Famous writers talk about their practices of just sitting down to the computer to write x number of words or y pages each day, regardless of what they feel like.
There are a million inspirational quotes or statements about athletes doing what needs to be done in the rain, sleet or snow; stating that is their key to success.
That should make us feel good, shouldn’t it? We can do whatever we want as long as we’re consistent at it long enough. Phew!
Does it make you feel that way though?
Maybe some days. Especially when first getting started.
The flip side of consistency is that, other than the famous 10,000 hours, there is no real finish line or measuring stick for how long you specifically will need to consistently show up for something before you reap the benefits.

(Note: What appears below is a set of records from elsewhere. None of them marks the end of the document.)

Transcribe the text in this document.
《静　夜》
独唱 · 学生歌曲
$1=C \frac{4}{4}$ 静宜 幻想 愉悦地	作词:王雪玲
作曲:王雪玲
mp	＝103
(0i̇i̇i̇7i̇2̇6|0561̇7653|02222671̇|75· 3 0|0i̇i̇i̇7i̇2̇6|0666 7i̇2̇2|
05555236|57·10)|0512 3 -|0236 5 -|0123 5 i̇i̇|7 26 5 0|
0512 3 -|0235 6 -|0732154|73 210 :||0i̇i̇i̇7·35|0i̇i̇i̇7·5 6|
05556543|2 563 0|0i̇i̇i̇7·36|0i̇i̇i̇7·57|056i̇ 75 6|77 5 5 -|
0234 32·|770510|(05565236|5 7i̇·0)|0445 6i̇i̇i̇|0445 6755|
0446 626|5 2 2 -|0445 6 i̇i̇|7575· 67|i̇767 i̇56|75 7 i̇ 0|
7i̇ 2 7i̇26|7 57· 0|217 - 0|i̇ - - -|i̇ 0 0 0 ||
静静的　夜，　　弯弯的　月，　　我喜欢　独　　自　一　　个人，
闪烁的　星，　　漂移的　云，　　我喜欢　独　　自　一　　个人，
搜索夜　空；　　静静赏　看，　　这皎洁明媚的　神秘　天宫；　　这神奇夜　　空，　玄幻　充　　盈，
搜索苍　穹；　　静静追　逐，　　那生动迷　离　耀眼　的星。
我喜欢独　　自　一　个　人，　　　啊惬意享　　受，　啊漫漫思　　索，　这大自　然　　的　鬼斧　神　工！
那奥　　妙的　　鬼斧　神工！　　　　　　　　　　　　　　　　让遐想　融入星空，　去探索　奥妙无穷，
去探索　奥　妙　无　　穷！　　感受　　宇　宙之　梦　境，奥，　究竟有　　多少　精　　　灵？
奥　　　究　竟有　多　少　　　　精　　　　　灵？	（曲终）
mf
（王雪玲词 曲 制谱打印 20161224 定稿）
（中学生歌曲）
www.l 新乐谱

For every quote or inspirational statement about sticking with something, there is one related to staying with it when you REALLY want to quit, because that’s the moment it all might pay off.
Again, if I dummy this down, it should make me feel good—I literally just have to keep at something until it pays off. That’s it.
Hmm, how do you feel? Do you feel good?
I’m not sure “inspired” is the word I’d use to describe how I’m feeling after that statement…
In fact, as a Strengths Finder “Activator” and person with ADHD, the idea of consistency can actually make me pause and hesitate. I like starting new things, new adventures.
What do I do when either of these tendencies fires up and I start trying to rebel against the consistency I know I need to be with to create the thing I want to create?
I’d like to say that I just do it. Sometimes I do. And sometimes I don’t.
When I’m really struggling, I FIRST acknowledge that this is thing I’m doing or feeling or experiencing, is literally that-just that one part of me showing up, doing that thing I know it does. I acknowledge that this also isn’t unique to me. I’m not a unicorn or a terrible person.
Then, I do one of two things. The first thing I often do is pull out my project plan and reread my WHY, why the heck I started this thing in the first place. This works OFTEN. Recentering myself around this project and why it’s important to me, as well as my purpose, who I’m setting out to be in the world, the impact I’m setting out to create is a sure way to move me through some consistency blues. The other thing I know to do is to reinvent the task I have at hand. If I have to write for a certain timeframe or pages or words, I try to change the location, get a special beverage, try dictation instead of writing or divvy it up into smaller steps. I ALWAYS go back to my life mantra: “tiny steps are better than no steps.” If I have to write for 5 minutes four different times, instead of 20 minutes in one go, I do it. This is a key reason I use time as my guide for a lot of my tasks; when I start to struggle it’s easier to break it down. Take cleaning—if I want to clear my office for 20 minutes, I can break that down easily according to time; personally, I would have a harder time believing that “just cleaning the desk” was really going to make “cleaning the office” easier. And everyone is different, do what works for you.